Conclusions
When asked for new Opinions in the future, the Venice Commission should learn from the crisis of its preferred model of self-administration by an independent judiciary. In light of the past experiences, the position of the Commission could be revised and rethought.
Certainly, dangers of corporatism and seniority connected with the continuous presence in the office of the old judicial personnel of the communist regimes disappear with time. However, these dangers can still be present even with new judges, as happens in some democracies in Western Europe.Faced with a choice between the judicial council model and the executive centred model, a constitutional decision must be made. The elaboration of the traditional sources and materials of European constitutionalism in the process of supranational monitoring has concurred with the enrichment of international constitutional law in the matter. However, the adoption of one or another model has to be supplemented by choices that fall in the competence of the ordinary legislator. Objective criteria have to be identified and applied by the bodies entrusted with the administration of the judiciary. The fight against the corporat- ist and seniority tendencies of judicial personnel depends on the legislative decisions that are at the base of the measures affecting the careers of the judges.[270]
The elaboration of general guidelines for the above measures is relevant for the principal models that the Venice Commission has taken into consideration. The adoption of the necessary legislative provisions affects the careers of the judges whatever the model of judicial administration is adopted. The work of the Commission should draw inspiration from the experiences of diverse countries and from the mutual exchange of information and suggestions. Moreover, in these hypotheses, the Venice Commission can play an important role in the identification of criteria and standards that can ensure the status, independence and potential efficiency of the judiciaries of the states that seek its advice and support.
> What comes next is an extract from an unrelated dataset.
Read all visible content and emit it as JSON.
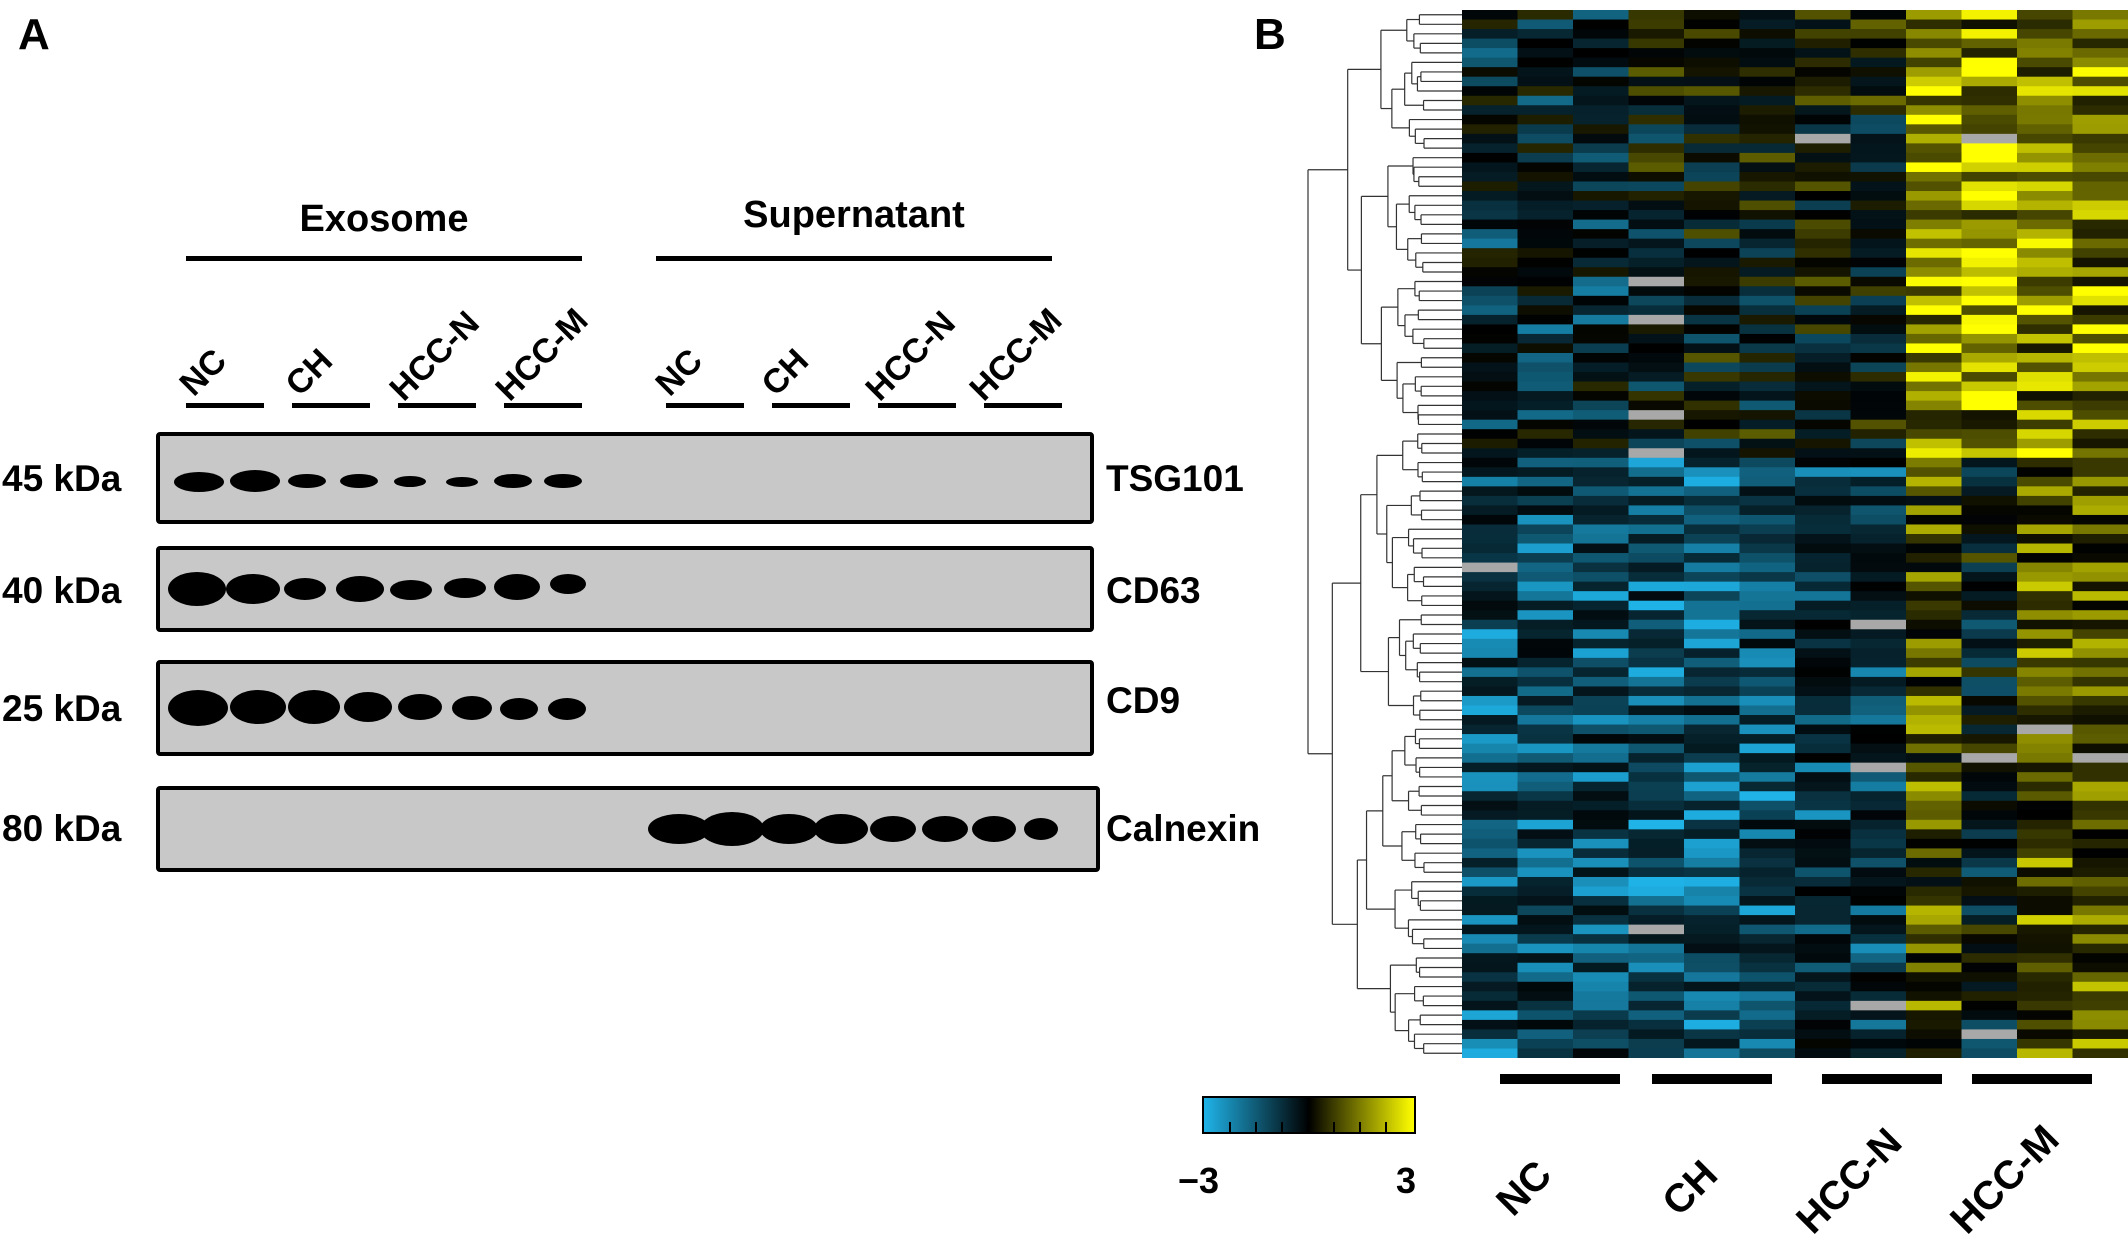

The search for an organisational model should be complemented by the identification of the regulations that affect the individual status of judges and the content of the relevant administrative and disciplinary acts. This is the contribution that the Commission can offer to competent supranational authorities.The purpose of the Commission’s contribution should be the avoidance of situations that require a general lustration of judges as in Albania, or the modification of the terms of retirement of judges as in Hungary. These exceptional measures are not easily accepted by the Commission. The Commission shared the legal reasoning underpinning the declaration of the unconstitutionality of the early retirement of judges adopted by the Hungarian Constitutional Court and by the European Court of Justice. The Commission suggested that the Albanian authorities should introduce procedural and substantive guarantees in the general vetting of judges. Legislative interventions in these cases result in various measures, for instance, the request for a declaration of the patrimonial and financial situation of the judges whose adoption the Commission accepted.[271] The extensive spread of judicial corruption justified exceptional measures, even though the Commission maintained serious doubts about the measures, in light of the right to privacy. Conversely, such measures are frequently adopted in the case of holders of political and public offices.
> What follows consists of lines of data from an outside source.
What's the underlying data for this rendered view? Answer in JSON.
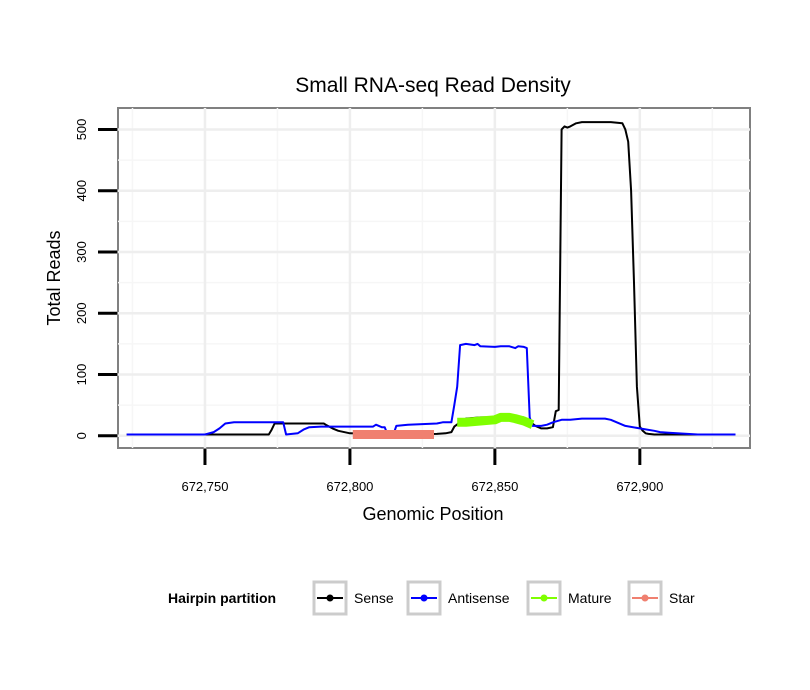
{
  "chart_data": {
    "type": "line",
    "title": "Small RNA-seq Read Density",
    "xlabel": "Genomic Position",
    "ylabel": "Total Reads",
    "xlim": [
      672720,
      672938
    ],
    "ylim": [
      -20,
      535
    ],
    "x_ticks": [
      672750,
      672800,
      672850,
      672900
    ],
    "x_tick_labels": [
      "672,750",
      "672,800",
      "672,850",
      "672,900"
    ],
    "y_ticks": [
      0,
      100,
      200,
      300,
      400,
      500
    ],
    "y_tick_labels": [
      "0",
      "100",
      "200",
      "300",
      "400",
      "500"
    ],
    "grid": true,
    "legend": {
      "title": "Hairpin partition",
      "position": "bottom",
      "entries": [
        "Sense",
        "Antisense",
        "Mature",
        "Star"
      ]
    },
    "series": [
      {
        "name": "Sense",
        "color": "#000000",
        "style": "line",
        "x": [
          672723,
          672730,
          672750,
          672772,
          672773,
          672774,
          672780,
          672790,
          672791,
          672792,
          672794,
          672796,
          672800,
          672810,
          672820,
          672830,
          672833,
          672835,
          672836,
          672838,
          672840,
          672845,
          672850,
          672855,
          672860,
          672864,
          672866,
          672868,
          672870,
          672871,
          672872,
          672873,
          672874,
          672875,
          672876,
          672878,
          672880,
          672885,
          672890,
          672894,
          672895,
          672896,
          672897,
          672898,
          672899,
          672900,
          672901,
          672902,
          672903,
          672905,
          672910,
          672920,
          672933
        ],
        "y": [
          2,
          2,
          2,
          2,
          10,
          20,
          20,
          20,
          20,
          17,
          12,
          8,
          4,
          3,
          2,
          3,
          4,
          6,
          15,
          22,
          28,
          30,
          30,
          30,
          30,
          16,
          12,
          12,
          14,
          40,
          42,
          500,
          505,
          503,
          505,
          510,
          512,
          512,
          512,
          510,
          500,
          480,
          400,
          250,
          80,
          15,
          8,
          4,
          3,
          2,
          2,
          2,
          2
        ]
      },
      {
        "name": "Antisense",
        "color": "#0000ff",
        "style": "line",
        "x": [
          672723,
          672740,
          672750,
          672753,
          672755,
          672757,
          672760,
          672770,
          672777,
          672778,
          672782,
          672784,
          672786,
          672790,
          672800,
          672808,
          672809,
          672810,
          672811,
          672812,
          672813,
          672815,
          672816,
          672820,
          672825,
          672830,
          672832,
          672835,
          672836,
          672837,
          672838,
          672840,
          672843,
          672844,
          672845,
          672850,
          672852,
          672855,
          672857,
          672858,
          672860,
          672861,
          672862,
          672863,
          672864,
          672866,
          672868,
          672870,
          672873,
          672876,
          672880,
          672884,
          672886,
          672888,
          672890,
          672895,
          672900,
          672905,
          672907,
          672910,
          672920,
          672933
        ],
        "y": [
          2,
          2,
          2,
          6,
          12,
          20,
          22,
          22,
          22,
          2,
          4,
          10,
          14,
          15,
          15,
          15,
          18,
          16,
          14,
          14,
          2,
          2,
          16,
          18,
          19,
          20,
          22,
          22,
          50,
          80,
          148,
          150,
          148,
          150,
          146,
          145,
          146,
          146,
          143,
          146,
          145,
          143,
          30,
          16,
          16,
          16,
          18,
          22,
          26,
          26,
          28,
          28,
          28,
          28,
          26,
          16,
          12,
          8,
          6,
          5,
          2,
          2
        ]
      },
      {
        "name": "Mature",
        "color": "#7fff00",
        "style": "thick",
        "x": [
          672837,
          672840,
          672845,
          672850,
          672852,
          672855,
          672857,
          672860,
          672863
        ],
        "y": [
          22,
          22,
          24,
          26,
          30,
          30,
          28,
          24,
          18
        ]
      },
      {
        "name": "Star",
        "color": "#f08070",
        "style": "thick",
        "x": [
          672801,
          672810,
          672820,
          672829
        ],
        "y": [
          2,
          2,
          2,
          2
        ]
      }
    ]
  }
}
Reducing the presence of judges on the judicial council is a frequently proposed arrangement. The Venice Commission prefers in any case arrangements that imply the presence of a majority of judges on the council. However, in some states, judicial members are in the minority on the councils.[272] This situation can be dangerous and favours political interference in the life and functioning of the judiciary. If the purpose is the elimination of corporat- ist and seniority tendencies, a different legislative solution may be pursued. Moreover, at the level of institutional and organisational arrangements, the search for a strengthening of parliamentary control or the introduction of individual complaints by the persons affected by judicial miscarriages could be envisaged. Finally, the Georgian model of a Parliamentary Commission could be exceptionally accepted. However, it should generally be avoided, as it interferes with the treatment of individual cases. Perhaps it would be advisable to provide for a more flexible, fair and less intrusive machinery of parliamentary supervision of judicial activity. This supervision would have to deal with the systematic aspects of the phenomenon and not with individual judgments.